Sources told that reason behind bearish trend worldwide is increasing tension between China and America on economic front.

Cotton Analyst Naseem Usman told that ICE cotton futures rose 3% on Friday, with mills taking advantage of a steep fall in the previous session to buy back some of the natural fibre as demand prospects remain strong amid steady global economic recovery.

Cotton contracts for May rose 2.35 cents, or 3% to 80.79 cents per lb by 10:25 a.m. EDT (1425 GMT). It traded within a range of 77.12 and 80.97 cents a lb.

However, the contract is down 4.7% so far this week, its biggest weekly percentage fall since March 2020.

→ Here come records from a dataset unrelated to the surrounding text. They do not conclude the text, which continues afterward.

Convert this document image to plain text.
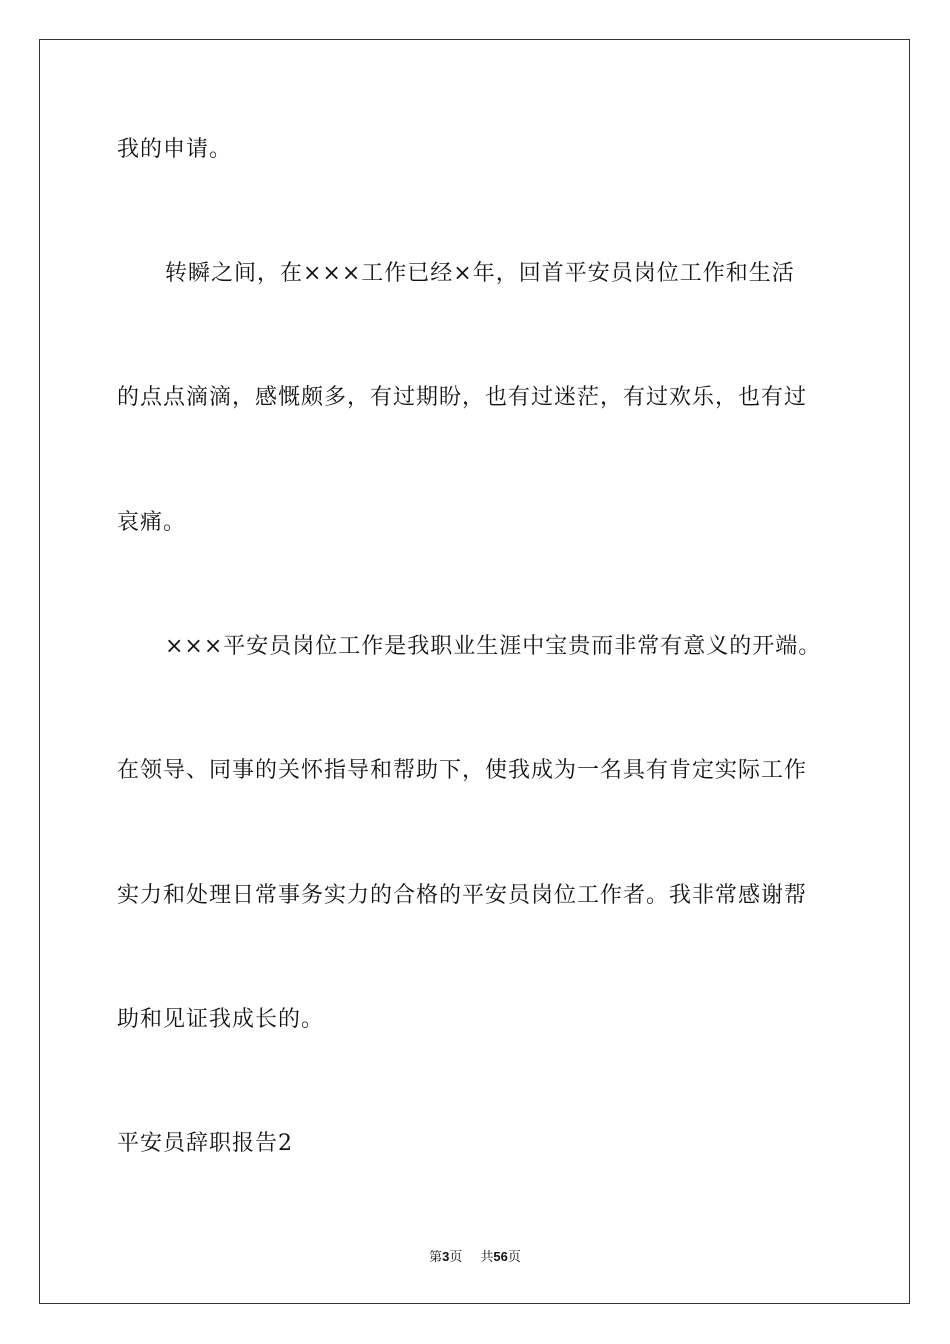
我的申请。
转瞬之间，在×××工作已经×年，回首平安员岗位工作和生活
的点点滴滴，感慨颇多，有过期盼，也有过迷茫，有过欢乐，也有过
哀痛。
×××平安员岗位工作是我职业生涯中宝贵而非常有意义的开端。
在领导、同事的关怀指导和帮助下，使我成为一名具有肯定实际工作
实力和处理日常事务实力的合格的平安员岗位工作者。我非常感谢帮
助和见证我成长的。
平安员辞职报告2
第3页 共56页
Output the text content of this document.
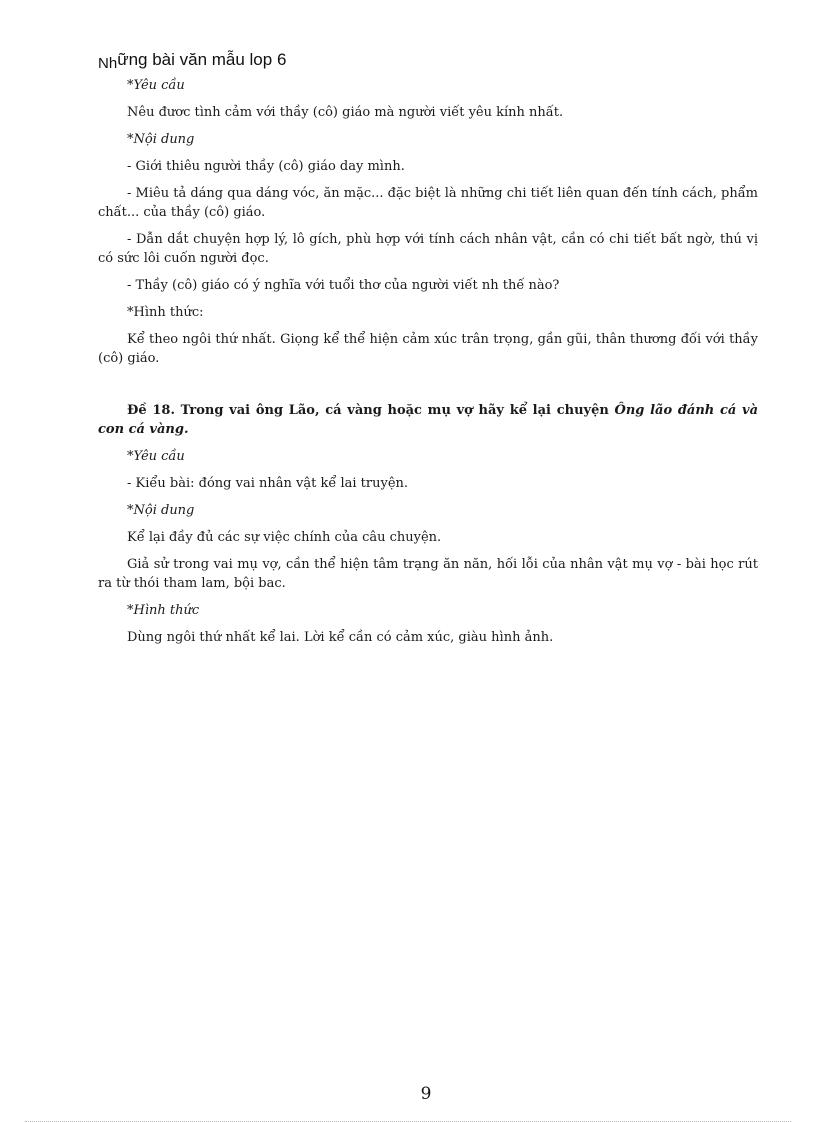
Những bài văn mẫu lop 6

*Yêu cầu

Nêu đươc tình cảm với thầy (cô) giáo mà người viết yêu kính nhất.

*Nội dung

- Giới thiêu người thầy (cô) giáo day mình.

- Miêu tả dáng qua dáng vóc, ăn mặc... đặc biệt là những chi tiết liên quan đến tính cách, phẩm chất... của thầy (cô) giáo.

- Dẫn dắt chuyện hợp lý, lô gích, phù hợp với tính cách nhân vật, cần có chi tiết bất ngờ, thú vị có sức lôi cuốn người đọc.

- Thầy (cô) giáo có ý nghĩa với tuổi thơ của người viết nh thế nào?

*Hình thức:

Kể theo ngôi thứ nhất. Giọng kể thể hiện cảm xúc trân trọng, gần gũi, thân thương đối với thầy (cô) giáo.

Đề 18. Trong vai ông Lão, cá vàng hoặc mụ vợ hãy kể lại chuyện Ông lão đánh cá và con cá vàng.

*Yêu cầu

- Kiểu bài: đóng vai nhân vật kể lai truyện.

*Nội dung

Kể lại đầy đủ các sự việc chính của câu chuyện.

Giả sử trong vai mụ vợ, cần thể hiện tâm trạng ăn năn, hối lỗi của nhân vật mụ vợ - bài học rút ra từ thói tham lam, bội bac.

*Hình thức

Dùng ngôi thứ nhất kể lai. Lời kể cần có cảm xúc, giàu hình ảnh.

9
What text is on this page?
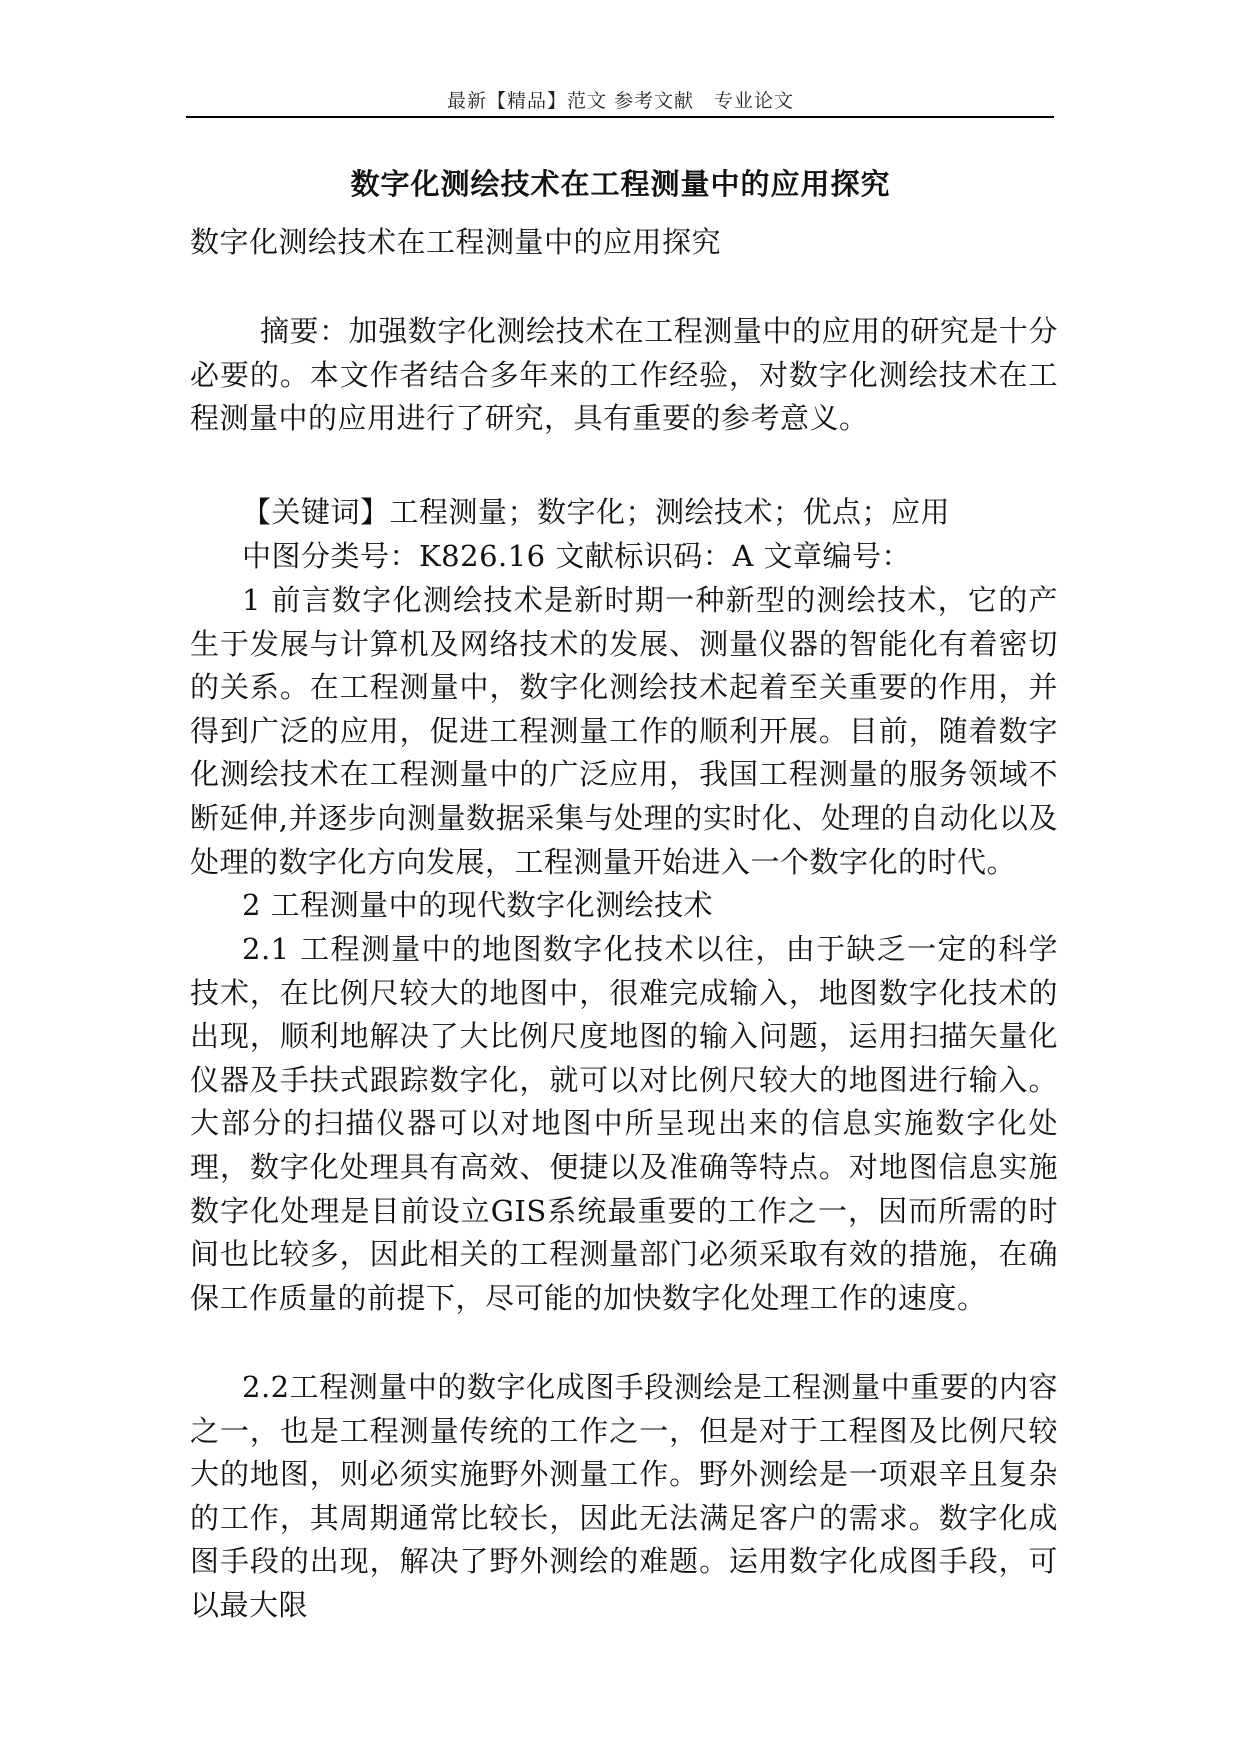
最新【精品】范文 参考文献　专业论文
数字化测绘技术在工程测量中的应用探究
数字化测绘技术在工程测量中的应用探究
摘要：加强数字化测绘技术在工程测量中的应用的研究是十分必要的。本文作者结合多年来的工作经验，对数字化测绘技术在工程测量中的应用进行了研究，具有重要的参考意义。
【关键词】工程测量；数字化；测绘技术；优点；应用
中图分类号：K826.16 文献标识码：A 文章编号：
1 前言数字化测绘技术是新时期一种新型的测绘技术，它的产生于发展与计算机及网络技术的发展、测量仪器的智能化有着密切的关系。在工程测量中，数字化测绘技术起着至关重要的作用，并得到广泛的应用，促进工程测量工作的顺利开展。目前，随着数字化测绘技术在工程测量中的广泛应用，我国工程测量的服务领域不断延伸,并逐步向测量数据采集与处理的实时化、处理的自动化以及处理的数字化方向发展，工程测量开始进入一个数字化的时代。
2 工程测量中的现代数字化测绘技术
2.1 工程测量中的地图数字化技术以往，由于缺乏一定的科学技术，在比例尺较大的地图中，很难完成输入，地图数字化技术的出现，顺利地解决了大比例尺度地图的输入问题，运用扫描矢量化仪器及手扶式跟踪数字化，就可以对比例尺较大的地图进行输入。大部分的扫描仪器可以对地图中所呈现出来的信息实施数字化处理，数字化处理具有高效、便捷以及准确等特点。对地图信息实施数字化处理是目前设立GIS系统最重要的工作之一，因而所需的时间也比较多，因此相关的工程测量部门必须采取有效的措施，在确保工作质量的前提下，尽可能的加快数字化处理工作的速度。
2.2工程测量中的数字化成图手段测绘是工程测量中重要的内容之一，也是工程测量传统的工作之一，但是对于工程图及比例尺较大的地图，则必须实施野外测量工作。野外测绘是一项艰辛且复杂的工作，其周期通常比较长，因此无法满足客户的需求。数字化成图手段的出现，解决了野外测绘的难题。运用数字化成图手段，可以最大限
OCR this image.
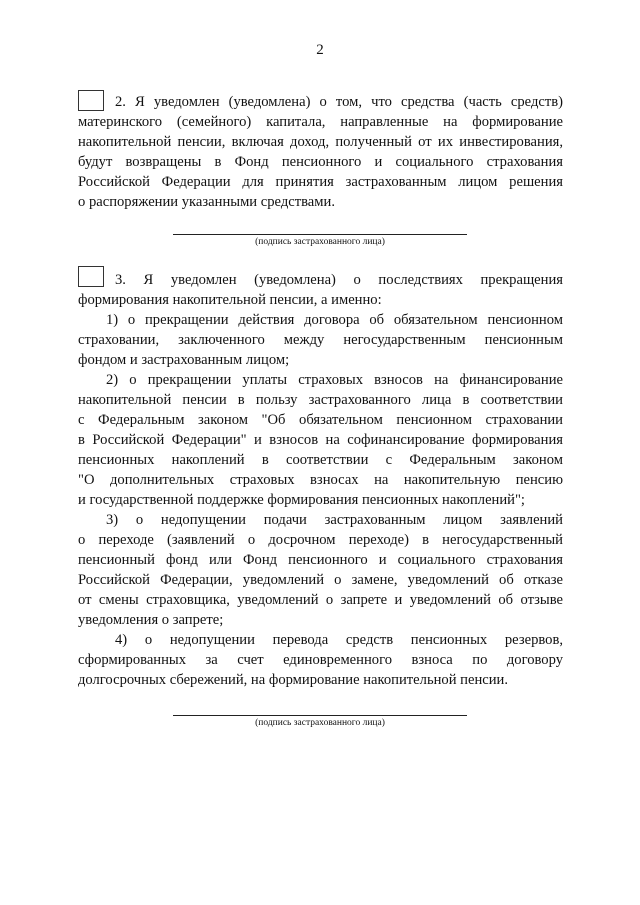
2
2. Я уведомлен (уведомлена) о том, что средства (часть средств)
материнского (семейного) капитала, направленные на формирование
накопительной пенсии, включая доход, полученный от их инвестирования,
будут возвращены в Фонд пенсионного и социального страхования
Российской Федерации для принятия застрахованным лицом решения
о распоряжении указанными средствами.
(подпись застрахованного лица)
3. Я уведомлен (уведомлена) о последствиях прекращения
формирования накопительной пенсии, а именно:
1) о прекращении действия договора об обязательном пенсионном
страховании, заключенного между негосударственным пенсионным
фондом и застрахованным лицом;
2) о прекращении уплаты страховых взносов на финансирование
накопительной пенсии в пользу застрахованного лица в соответствии
с Федеральным законом "Об обязательном пенсионном страховании
в Российской Федерации" и взносов на софинансирование формирования
пенсионных накоплений в соответствии с Федеральным законом
"О дополнительных страховых взносах на накопительную пенсию
и государственной поддержке формирования пенсионных накоплений";
3) о недопущении подачи застрахованным лицом заявлений
о переходе (заявлений о досрочном переходе) в негосударственный
пенсионный фонд или Фонд пенсионного и социального страхования
Российской Федерации, уведомлений о замене, уведомлений об отказе
от смены страховщика, уведомлений о запрете и уведомлений об отзыве
уведомления о запрете;
4) о недопущении перевода средств пенсионных резервов,
сформированных за счет единовременного взноса по договору
долгосрочных сбережений, на формирование накопительной пенсии.
(подпись застрахованного лица)
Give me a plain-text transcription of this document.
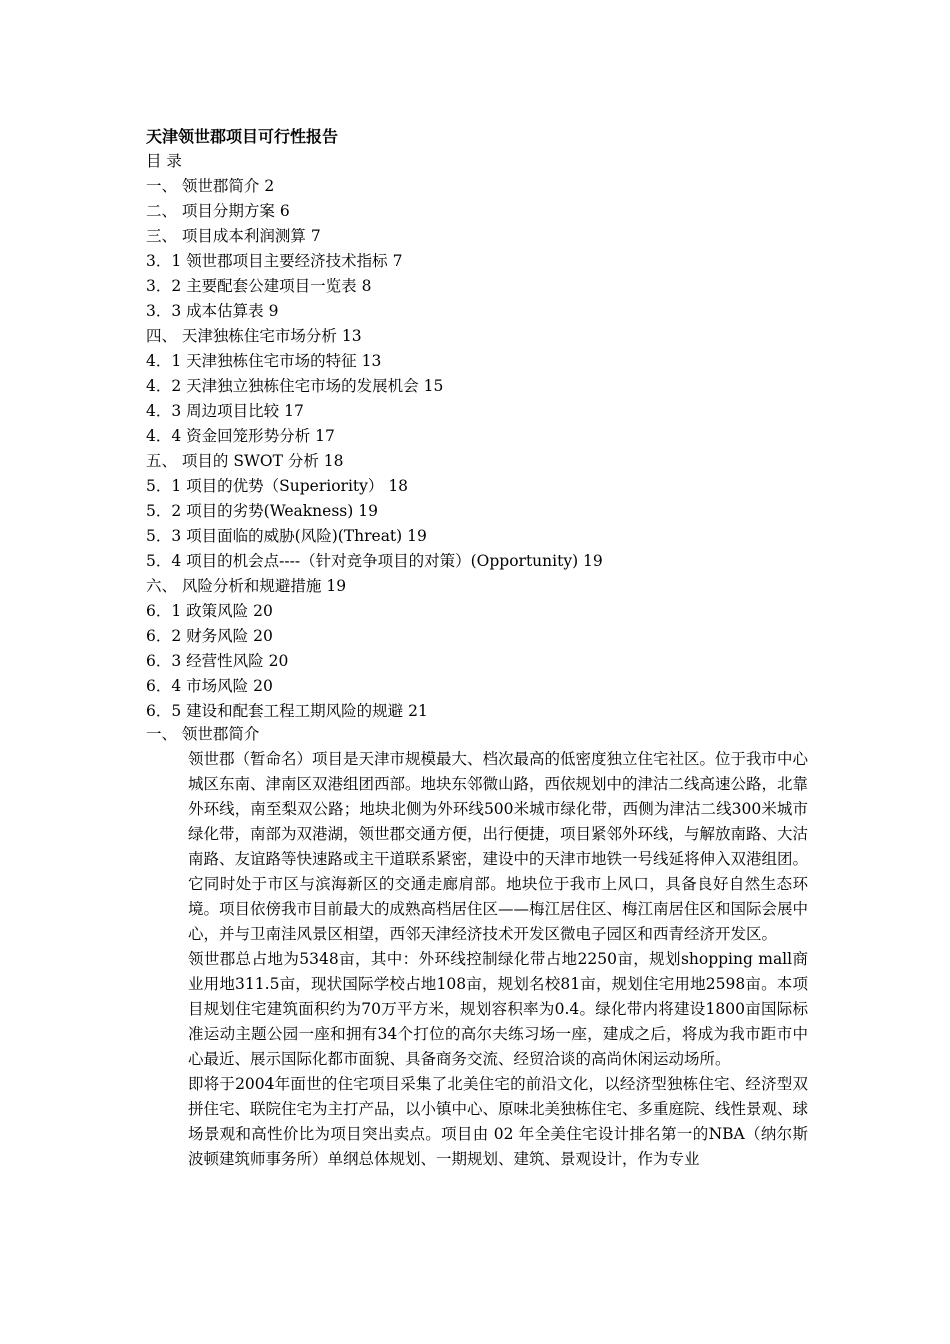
天津领世郡项目可行性报告
目 录
一、 领世郡简介 2
二、 项目分期方案 6
三、 项目成本利润测算 7
3．1 领世郡项目主要经济技术指标 7
3．2 主要配套公建项目一览表 8
3．3 成本估算表 9
四、 天津独栋住宅市场分析 13
4．1 天津独栋住宅市场的特征 13
4．2 天津独立独栋住宅市场的发展机会 15
4．3 周边项目比较 17
4．4 资金回笼形势分析 17
五、 项目的 SWOT 分析 18
5．1 项目的优势（Superiority） 18
5．2 项目的劣势(Weakness) 19
5．3 项目面临的威胁(风险)(Threat) 19
5．4 项目的机会点----（针对竞争项目的对策）(Opportunity) 19
六、 风险分析和规避措施 19
6．1 政策风险 20
6．2 财务风险 20
6．3 经营性风险 20
6．4 市场风险 20
6．5 建设和配套工程工期风险的规避 21
一、 领世郡简介

领世郡（暂命名）项目是天津市规模最大、档次最高的低密度独立住宅社区。位于我市中心城区东南、津南区双港组团西部。地块东邻微山路，西依规划中的津沽二线高速公路，北靠外环线，南至梨双公路；地块北侧为外环线500米城市绿化带，西侧为津沽二线300米城市绿化带，南部为双港湖，领世郡交通方便，出行便捷，项目紧邻外环线，与解放南路、大沽南路、友谊路等快速路或主干道联系紧密，建设中的天津市地铁一号线延将伸入双港组团。它同时处于市区与滨海新区的交通走廊肩部。地块位于我市上风口，具备良好自然生态环境。项目依傍我市目前最大的成熟高档居住区——梅江居住区、梅江南居住区和国际会展中心，并与卫南洼风景区相望，西邻天津经济技术开发区微电子园区和西青经济开发区。

领世郡总占地为5348亩，其中：外环线控制绿化带占地2250亩，规划shopping mall商业用地311.5亩，现状国际学校占地108亩，规划名校81亩，规划住宅用地2598亩。本项目规划住宅建筑面积约为70万平方米，规划容积率为0.4。绿化带内将建设1800亩国际标准运动主题公园一座和拥有34个打位的高尔夫练习场一座，建成之后，将成为我市距市中心最近、展示国际化都市面貌、具备商务交流、经贸洽谈的高尚休闲运动场所。

即将于2004年面世的住宅项目采集了北美住宅的前沿文化，以经济型独栋住宅、经济型双拼住宅、联院住宅为主打产品，以小镇中心、原味北美独栋住宅、多重庭院、线性景观、球场景观和高性价比为项目突出卖点。项目由 02 年全美住宅设计排名第一的NBA（纳尔斯波顿建筑师事务所）单纲总体规划、一期规划、建筑、景观设计，作为专业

“Certainly some mills might be buying and off course under 80 cents we may have seen some foreign bushiness done last night. Also, the dollar has gone down a little today,” said Keith Brown, principal at cotton brokers Keith Brown and Co in Georgia

“The fundamentals of cotton are basically intact, the speculators were heavily long and they got liquidated yesterday.” Cotton prices fell nearly 5% and traded limit down on Thursday, pressured by a weak export sales data and a stronger dollar.

Meanwhile, Senior Vice Chairman of Pakistan Yarn Merchants Association (PYMA), Hanif Lakhany has urged Abdul Razak Dawood, Adviser on Trade & Investment to PM to fulfil his promise for removal of additional customs duty and regulatory duty (ACD & RD) on synthetic yarns, which is the raw material of the textile industry. He said that the government should play a role in providing raw materials to the textile industry at reasonable prices, otherwise Prime Minister Imran Khan’s dream of industrial & economic development will never come true.

Hanif Lakhani appealed to Trade and Investment Adviser Abdul Razak Dawood, saying that last year the government had announced the abolition of additional customs duty and regulation on industrial raw materials, but ACD & RD on synthetic yarns were not abolished, so immediately remove these barriers for reducing the production cost and also justify the cascading system of polyester value chain. But even after a long wait, the prime minister’s adviser has not kept his promise, which is a matter of grave concern to textile exporters and importers.

Naseem also told that rate of cotton in Sindh was in between Rs 10,300 to Rs 11500 per maund. The rate of Phutti in Sindh is in between Rs 4500 to Rs 5100 per 40 kg.

The rate of cotton in Punjab is at Rs 12500 per maund. The rate of Phutti in Punjab is in between RS 4800 to Rs 6300 per 40 kg. The rate of Banola in Sindh was in between Rs 1600 to Rs 2000 while the price of Banola in Punjab was in between Rs 1800 to Rs 2250. The rate of cotton in Balochistan is Rs 12000 per maund. The rate of Phutti of Dalbadin Balochistan is available at Rs 6300 to Rs 6400 per 40 Kg.

The Spot Rate remained unchanged at Rs 11,900 per maund. The Polyester Fiber was available at Rs 220 per Kg.